Do Less

I’ve thought a lot about performance this past year. Both on the client side and the server-side as well. While it might not come as a surprise, the number one thing you can do to improve performance is to do less.

And this applies to most everything that you can actually do.

Code should do less. The more your code has to do, the longer it’s going to take. Obviously, not all operations in your language are equal, but beneath the covers, the computer has to do more.

But we need to do more

That network call out to Facebook has to do a lot. It has to travel a larger distance than keeping things local. It has to perform DNS lookups, or it has to wait around for the remote machine to do more stuff.

When that user signs up and you decide to send out that email? That’s doing more. Fetching something from cache that you’ve already got in memory? That’s doing more than you should.

It seems obvious, but at every step, you should seek to do less.

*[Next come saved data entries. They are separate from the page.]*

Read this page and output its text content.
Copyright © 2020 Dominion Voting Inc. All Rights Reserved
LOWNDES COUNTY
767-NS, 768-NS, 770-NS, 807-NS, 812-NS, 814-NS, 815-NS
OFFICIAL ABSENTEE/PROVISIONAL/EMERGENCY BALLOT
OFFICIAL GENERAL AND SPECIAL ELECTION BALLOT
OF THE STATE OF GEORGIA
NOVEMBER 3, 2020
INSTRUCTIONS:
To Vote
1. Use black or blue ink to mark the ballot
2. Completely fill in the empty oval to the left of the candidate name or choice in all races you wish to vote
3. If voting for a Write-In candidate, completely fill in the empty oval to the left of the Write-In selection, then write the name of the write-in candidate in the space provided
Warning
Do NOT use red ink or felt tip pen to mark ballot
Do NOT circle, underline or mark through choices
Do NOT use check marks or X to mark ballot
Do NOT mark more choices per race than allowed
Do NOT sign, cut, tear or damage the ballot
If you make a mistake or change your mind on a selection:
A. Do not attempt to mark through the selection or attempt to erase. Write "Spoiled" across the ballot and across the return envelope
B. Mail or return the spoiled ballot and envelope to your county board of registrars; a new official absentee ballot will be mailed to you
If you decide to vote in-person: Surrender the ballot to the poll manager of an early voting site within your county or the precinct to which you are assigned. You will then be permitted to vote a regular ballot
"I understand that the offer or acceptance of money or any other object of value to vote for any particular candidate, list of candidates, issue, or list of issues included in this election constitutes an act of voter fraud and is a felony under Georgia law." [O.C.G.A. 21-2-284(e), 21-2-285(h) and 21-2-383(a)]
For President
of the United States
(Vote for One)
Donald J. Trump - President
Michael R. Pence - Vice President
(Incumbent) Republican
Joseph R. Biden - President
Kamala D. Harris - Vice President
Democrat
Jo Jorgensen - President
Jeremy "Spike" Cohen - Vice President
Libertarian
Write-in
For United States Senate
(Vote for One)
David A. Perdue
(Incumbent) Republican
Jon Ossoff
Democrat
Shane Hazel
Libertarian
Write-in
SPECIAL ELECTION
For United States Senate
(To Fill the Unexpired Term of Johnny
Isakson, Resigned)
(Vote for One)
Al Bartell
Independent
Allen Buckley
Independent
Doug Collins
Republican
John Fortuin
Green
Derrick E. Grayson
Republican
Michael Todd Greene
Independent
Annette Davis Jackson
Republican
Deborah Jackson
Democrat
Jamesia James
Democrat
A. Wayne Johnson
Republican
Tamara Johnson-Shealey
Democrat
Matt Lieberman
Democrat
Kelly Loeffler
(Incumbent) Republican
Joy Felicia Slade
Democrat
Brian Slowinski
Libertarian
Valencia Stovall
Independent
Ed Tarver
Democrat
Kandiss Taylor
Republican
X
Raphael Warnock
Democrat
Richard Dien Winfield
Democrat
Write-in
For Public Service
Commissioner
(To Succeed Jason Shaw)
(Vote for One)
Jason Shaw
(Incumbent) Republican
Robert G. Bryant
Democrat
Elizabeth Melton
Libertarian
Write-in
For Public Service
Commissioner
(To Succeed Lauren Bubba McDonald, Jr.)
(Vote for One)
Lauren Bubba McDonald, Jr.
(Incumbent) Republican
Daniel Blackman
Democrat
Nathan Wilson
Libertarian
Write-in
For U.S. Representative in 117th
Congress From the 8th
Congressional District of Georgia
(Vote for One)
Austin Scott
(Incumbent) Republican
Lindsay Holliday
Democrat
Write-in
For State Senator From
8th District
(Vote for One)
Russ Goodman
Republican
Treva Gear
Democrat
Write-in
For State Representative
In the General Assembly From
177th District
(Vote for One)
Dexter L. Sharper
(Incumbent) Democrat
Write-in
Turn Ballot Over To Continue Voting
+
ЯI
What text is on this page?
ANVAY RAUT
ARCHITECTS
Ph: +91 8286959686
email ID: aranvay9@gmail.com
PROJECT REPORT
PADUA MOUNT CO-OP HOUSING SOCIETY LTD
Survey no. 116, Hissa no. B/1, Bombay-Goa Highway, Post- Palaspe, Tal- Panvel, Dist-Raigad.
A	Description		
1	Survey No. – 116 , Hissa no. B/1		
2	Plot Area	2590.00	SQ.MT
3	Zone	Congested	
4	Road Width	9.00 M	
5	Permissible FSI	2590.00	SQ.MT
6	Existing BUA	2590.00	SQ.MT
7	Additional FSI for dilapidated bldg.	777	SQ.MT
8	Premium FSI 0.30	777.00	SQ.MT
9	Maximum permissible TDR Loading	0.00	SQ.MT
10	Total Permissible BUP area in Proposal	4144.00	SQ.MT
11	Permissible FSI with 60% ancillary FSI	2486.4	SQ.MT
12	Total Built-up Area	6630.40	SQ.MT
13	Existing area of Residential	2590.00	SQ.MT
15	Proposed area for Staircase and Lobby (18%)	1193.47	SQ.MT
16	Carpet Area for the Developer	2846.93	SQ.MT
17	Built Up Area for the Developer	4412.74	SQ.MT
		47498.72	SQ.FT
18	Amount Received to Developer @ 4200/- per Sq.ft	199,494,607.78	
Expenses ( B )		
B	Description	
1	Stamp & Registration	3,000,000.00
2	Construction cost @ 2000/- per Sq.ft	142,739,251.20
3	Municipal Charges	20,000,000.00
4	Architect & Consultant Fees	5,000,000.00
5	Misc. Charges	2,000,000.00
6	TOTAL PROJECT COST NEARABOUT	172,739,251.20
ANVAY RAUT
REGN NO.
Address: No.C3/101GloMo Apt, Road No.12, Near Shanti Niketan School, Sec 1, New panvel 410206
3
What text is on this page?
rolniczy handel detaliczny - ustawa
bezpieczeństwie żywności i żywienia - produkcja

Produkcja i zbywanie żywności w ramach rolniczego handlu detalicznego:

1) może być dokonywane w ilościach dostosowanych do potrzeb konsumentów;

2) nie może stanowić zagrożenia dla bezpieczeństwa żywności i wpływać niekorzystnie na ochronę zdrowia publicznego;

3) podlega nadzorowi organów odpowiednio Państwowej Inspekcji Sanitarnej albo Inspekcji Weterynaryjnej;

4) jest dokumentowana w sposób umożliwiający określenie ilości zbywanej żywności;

And the problem is that while it’s obvious, it’s something we overlook. We forget that every action, every line will add to the cost of running the program. And no, I don’t mean that one line is equal to another. As I said before, it’s what’s happening beneath that really matters.

Of course, you can’t help but do more. After all, first it was just a simple sign-up. Then you needed to send out an email. You also needed to update the mailing list database on sign-up. And now you need to run another set of operations for fighting spam.

The Solution to doing more with less

The easiest solution to doing more is to not do more when you would normally do it. Push what you need to do off to a later time. Either using a messaging system like RabbitMQ or even later using crons, you can probably find something that will suit your needs. The best part is, if you architect it that way, instead of adding more code to the part where you’d normally add it, you are instead just adding code some place else, listening for that event.

This really emphasizes the Open-Closed principal in SOLID. Open for extension, closed for modification. Every time you find yourself modifying existing code to add a new action on a particular event, ask yourself if you really need to have that action take place at that exact time. Ask yourself if all the other processing should be held up waiting for that action to take place.